The first is of Tiger Snake Notechus Scutatus, taken today, at it's release site. It was captured and relocated to a safer place for the people involved (probably safer for the snake as well). The last photo is of Agro, I have posted Agro before, he (I think he) is an example of the colour variations available. Hopefully will remember the camera next snake call, and be able to post something of better quality than the phone.

Any objection to captive snakes? We hold some at a friends house (my wife won't allow me to keep them here), which are either injured and being rehabilitated, or for various reasons, not suitable for release. We also do "public awareness" displays for Reptile Rescue.

1.3 metre tiger snake

Agro

Dale Huonville, Tasmania

Lachlan
Lachlan's picture

Wow, Agro has such intricate colouring. Is he a Tiger Snake too?

Saw my first snake of the year on the weekend; was quite pleased- I rarely ever seem to come across snakes. 
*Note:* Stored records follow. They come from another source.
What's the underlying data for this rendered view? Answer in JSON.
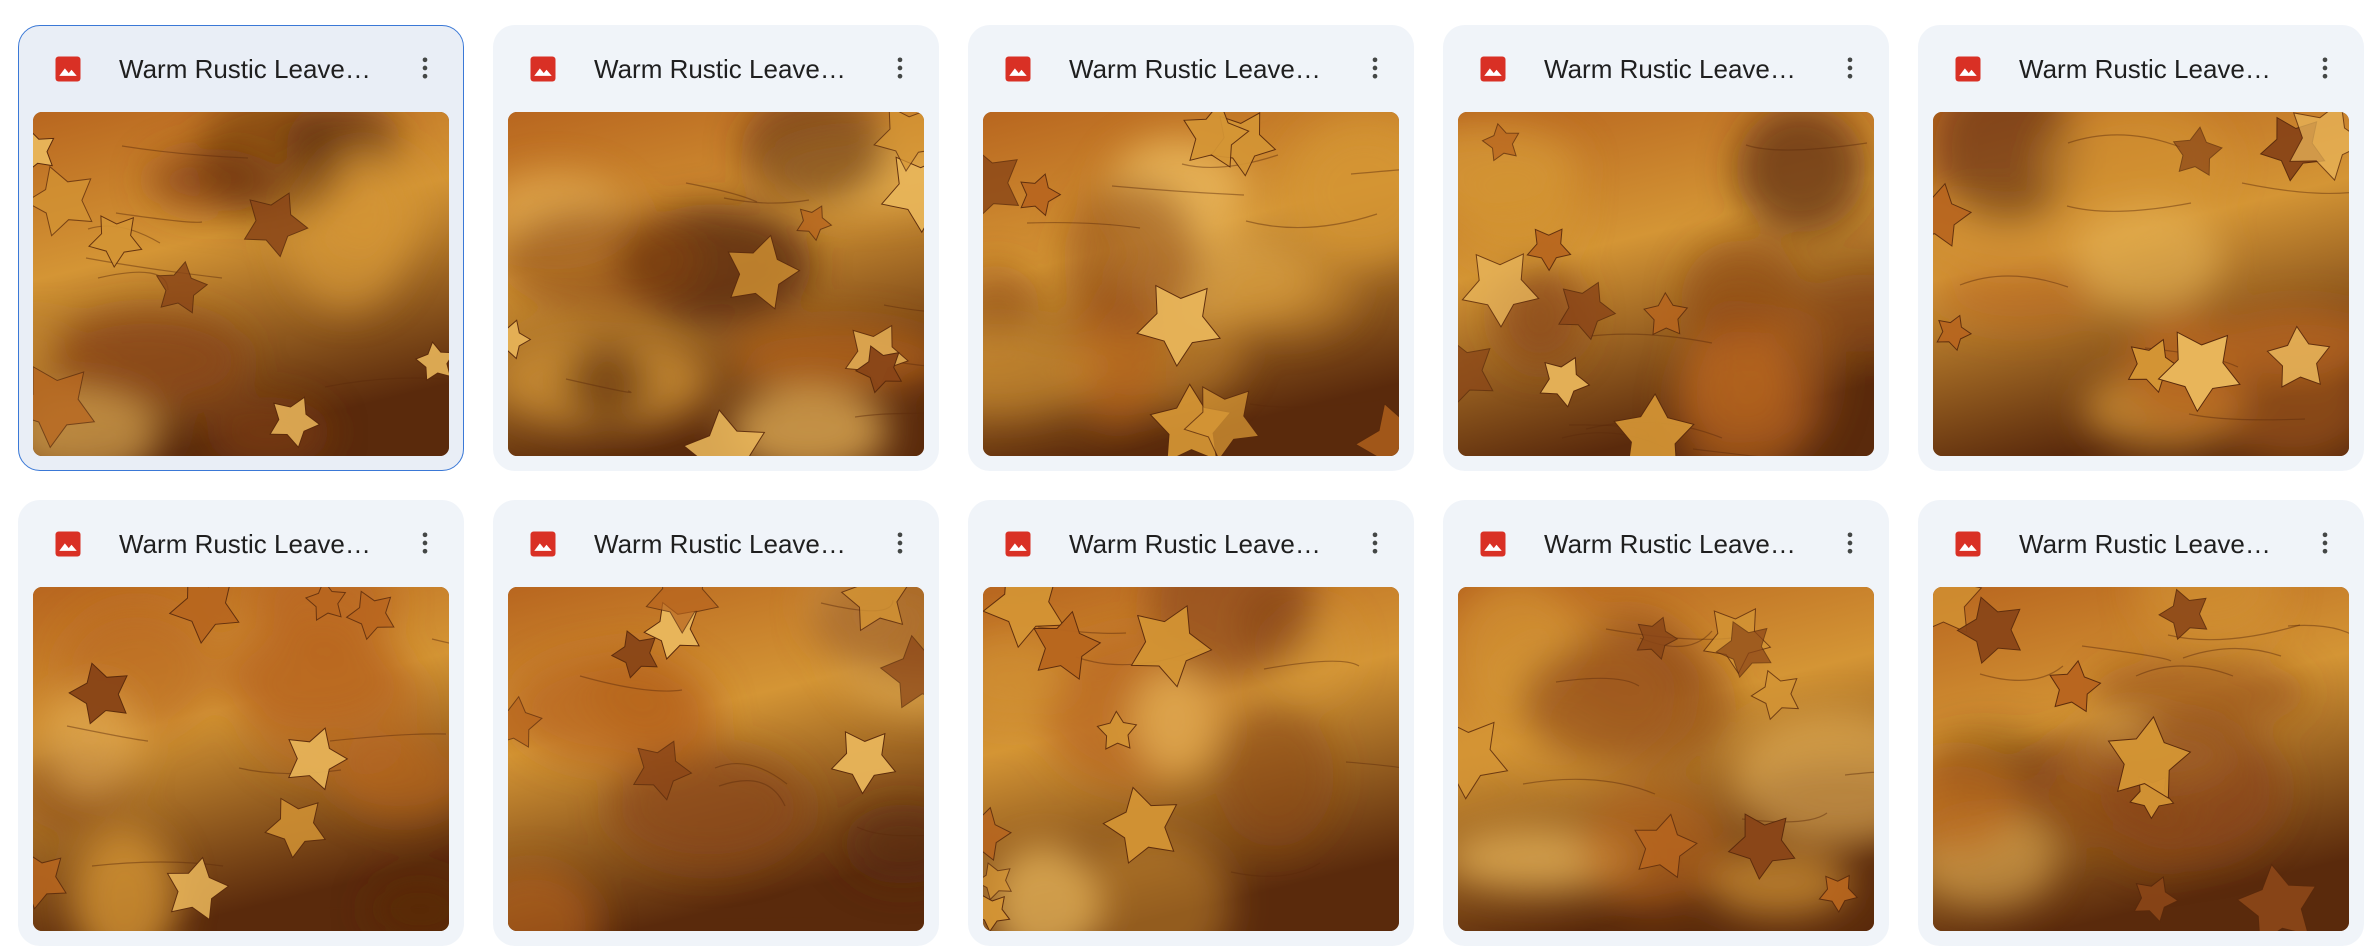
{
  "files": [
    {
      "name": "Warm Rustic Leaves...",
      "type_icon": "image-file-icon",
      "menu_icon": "more-vert-icon",
      "selected": true
    },
    {
      "name": "Warm Rustic Leaves...",
      "type_icon": "image-file-icon",
      "menu_icon": "more-vert-icon",
      "selected": false
    },
    {
      "name": "Warm Rustic Leaves...",
      "type_icon": "image-file-icon",
      "menu_icon": "more-vert-icon",
      "selected": false
    },
    {
      "name": "Warm Rustic Leaves...",
      "type_icon": "image-file-icon",
      "menu_icon": "more-vert-icon",
      "selected": false
    },
    {
      "name": "Warm Rustic Leaves...",
      "type_icon": "image-file-icon",
      "menu_icon": "more-vert-icon",
      "selected": false
    },
    {
      "name": "Warm Rustic Leaves...",
      "type_icon": "image-file-icon",
      "menu_icon": "more-vert-icon",
      "selected": false
    },
    {
      "name": "Warm Rustic Leaves...",
      "type_icon": "image-file-icon",
      "menu_icon": "more-vert-icon",
      "selected": false
    },
    {
      "name": "Warm Rustic Leaves...",
      "type_icon": "image-file-icon",
      "menu_icon": "more-vert-icon",
      "selected": false
    },
    {
      "name": "Warm Rustic Leaves...",
      "type_icon": "image-file-icon",
      "menu_icon": "more-vert-icon",
      "selected": false
    },
    {
      "name": "Warm Rustic Leaves...",
      "type_icon": "image-file-icon",
      "menu_icon": "more-vert-icon",
      "selected": false
    }
  ],
  "colors": {
    "card_background": "#f0f4f9",
    "selected_border": "#3a78d6",
    "image_icon": "#d93025",
    "text": "#1f1f1f",
    "thumbnail_palette": [
      "#5a2a0c",
      "#8a4618",
      "#b8661f",
      "#d49535",
      "#e8b55a"
    ]
  }
}
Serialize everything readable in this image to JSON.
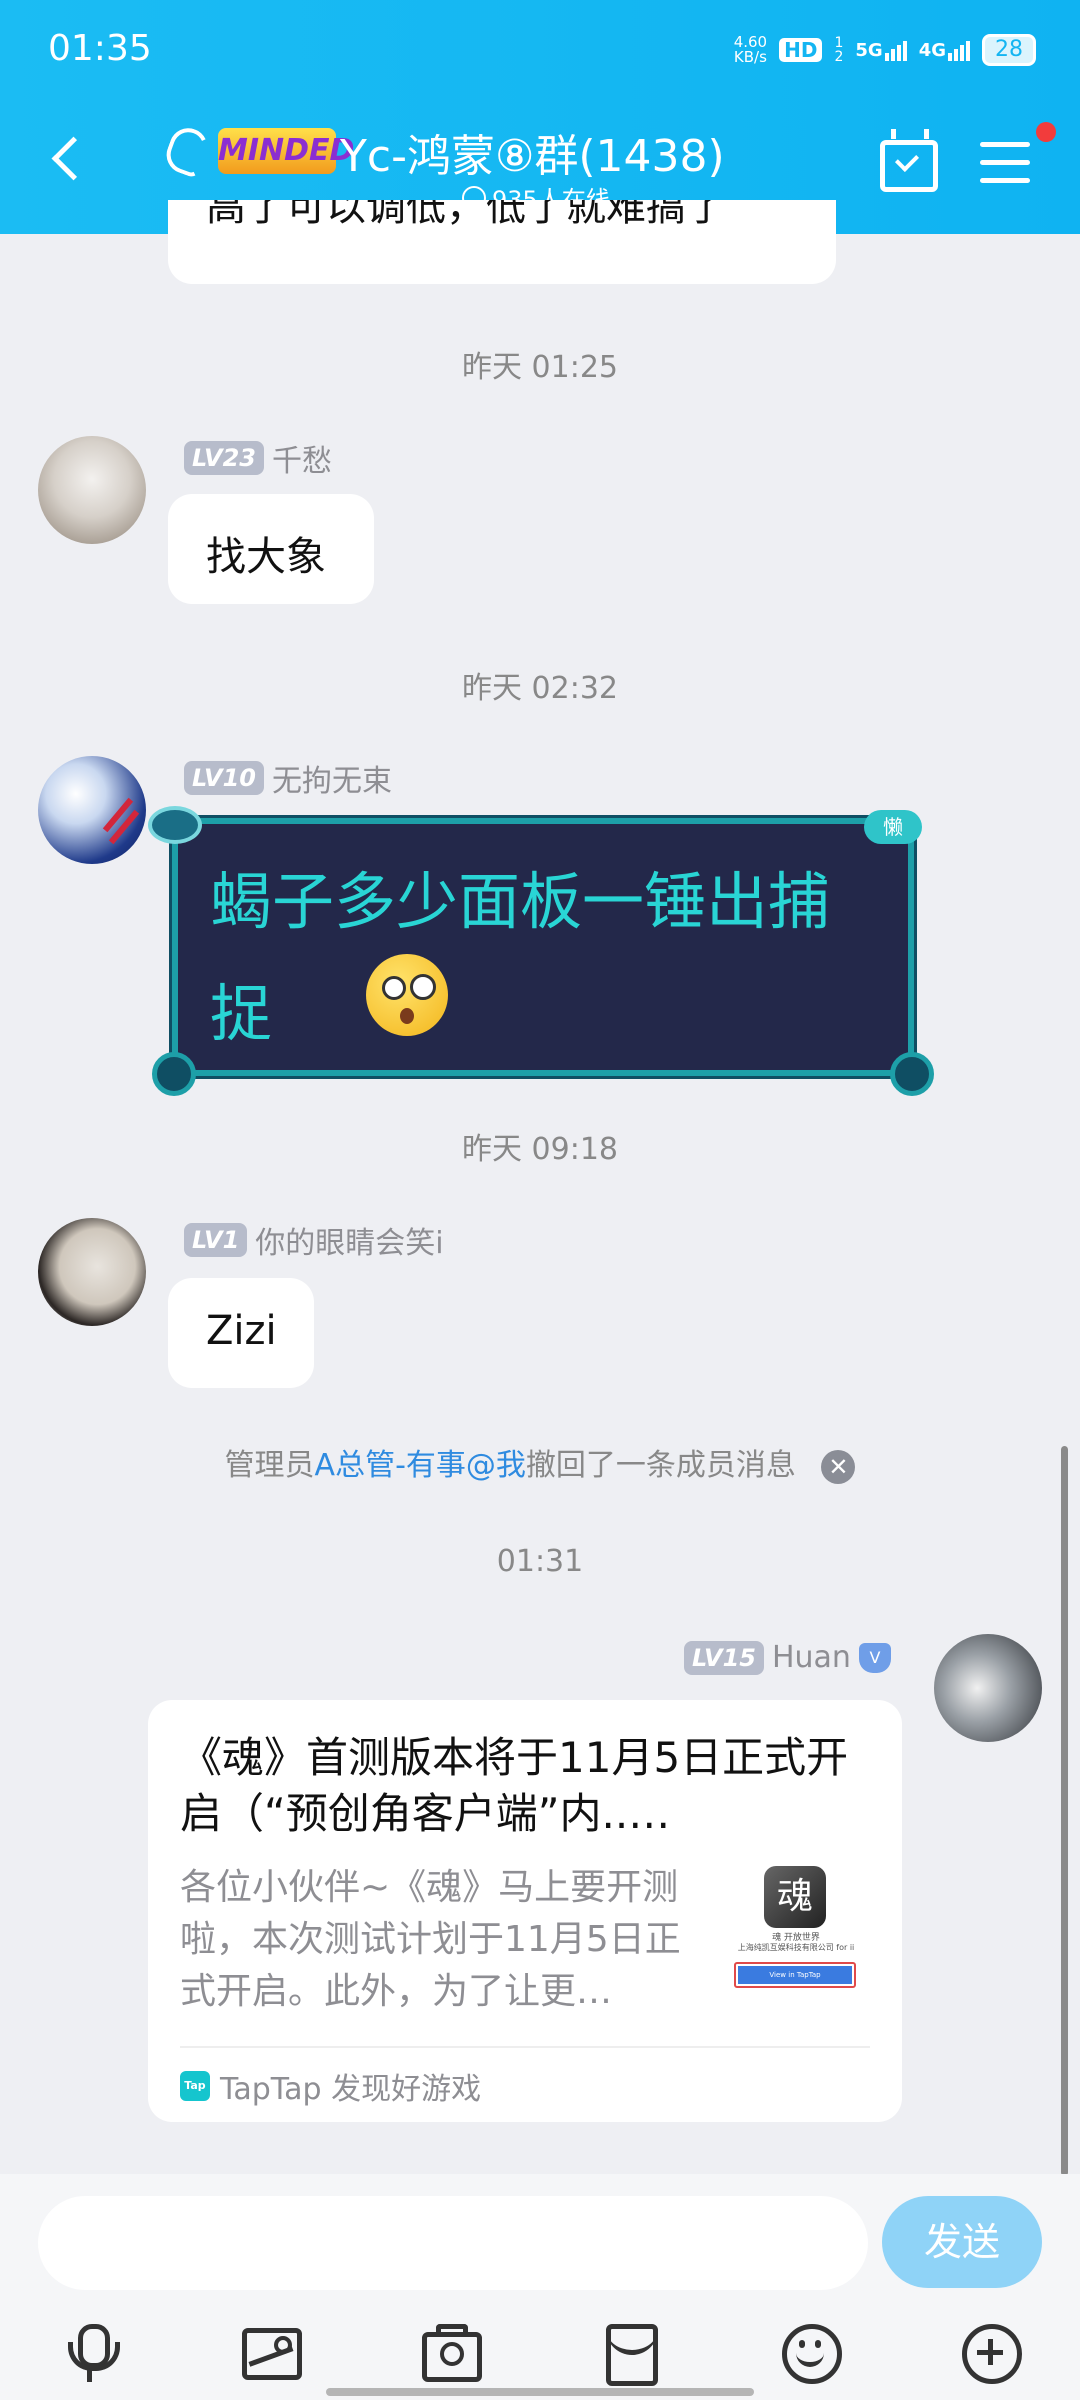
{
  "status_bar": {
    "time": "01:35",
    "net_speed": "4.60\nKB/s",
    "hd": "HD",
    "sim1": "1",
    "sim2": "2",
    "net1": "5G",
    "net2": "4G",
    "battery": "28"
  },
  "header": {
    "badge": "MINDED",
    "title": "Yc-鸿蒙⑧群(1438)",
    "online": "935人在线"
  },
  "chat": {
    "partial_top_text": "高了可以调低，低了就难搞了",
    "messages": [
      {
        "time": "昨天 01:25",
        "level": "LV23",
        "sender": "千愁",
        "text": "找大象"
      },
      {
        "time": "昨天 02:32",
        "level": "LV10",
        "sender": "无拘无束",
        "text": "蝎子多少面板一锤出捕捉",
        "frame_tag": "懒"
      },
      {
        "time": "昨天 09:18",
        "level": "LV1",
        "sender": "你的眼睛会笑i",
        "text": "Zizi"
      }
    ],
    "recall_notice": {
      "prefix": "管理员",
      "admin": "A总管-有事@我",
      "suffix": "撤回了一条成员消息"
    },
    "last_time": "01:31",
    "share": {
      "level": "LV15",
      "sender": "Huan",
      "title": "《魂》首测版本将于11月5日正式开启（“预创角客户端”内..…",
      "desc": "各位小伙伴~《魂》马上要开测啦，本次测试计划于11月5日正式开启。此外，为了让更…",
      "thumb_text1": "魂 开放世界",
      "thumb_text2": "上海纯凯互娱科技有限公司 for ii",
      "thumb_btn": "View in TapTap",
      "source_icon": "Tap",
      "source": "TapTap 发现好游戏"
    }
  },
  "input": {
    "placeholder": "",
    "send": "发送"
  },
  "colors": {
    "header": "#14b5f2",
    "link": "#2f8be0",
    "frame_text": "#29d5d5"
  }
}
How do you guys find them all?

Rick N
Rick N's picture

Go for it Dale, the more snakes the better ☺

dwatsonbb
dwatsonbb's picture

Agro is a Tasmanian Tiger snake (Notechus scutatus) apparently slight differences between them and their mainland cousins. My snake sightings usually are as a result from an unwanted specimen too close to people, via Reptile Rescue. Although I have had a couple of sightings of snakes crossing the road. A lot of people will never see a snake in the wild, as they tend to be retiring (Tasmanian snakes anyway), that is they would rather escape than pick a fight. Our snakes only become aggressive if you tread on one, get it cornered or try and catch/kill it, or become between its mate or food source.

Dale Huonville, Tasmania

Wollemi
Wollemi's picture

Love all of the snake pics! Just lovely!

Such amazing animals with so many beautiful patterns and colours.

timmo
timmo's picture

I had a sad encounter with a snake the other day -  a large python crossing the road.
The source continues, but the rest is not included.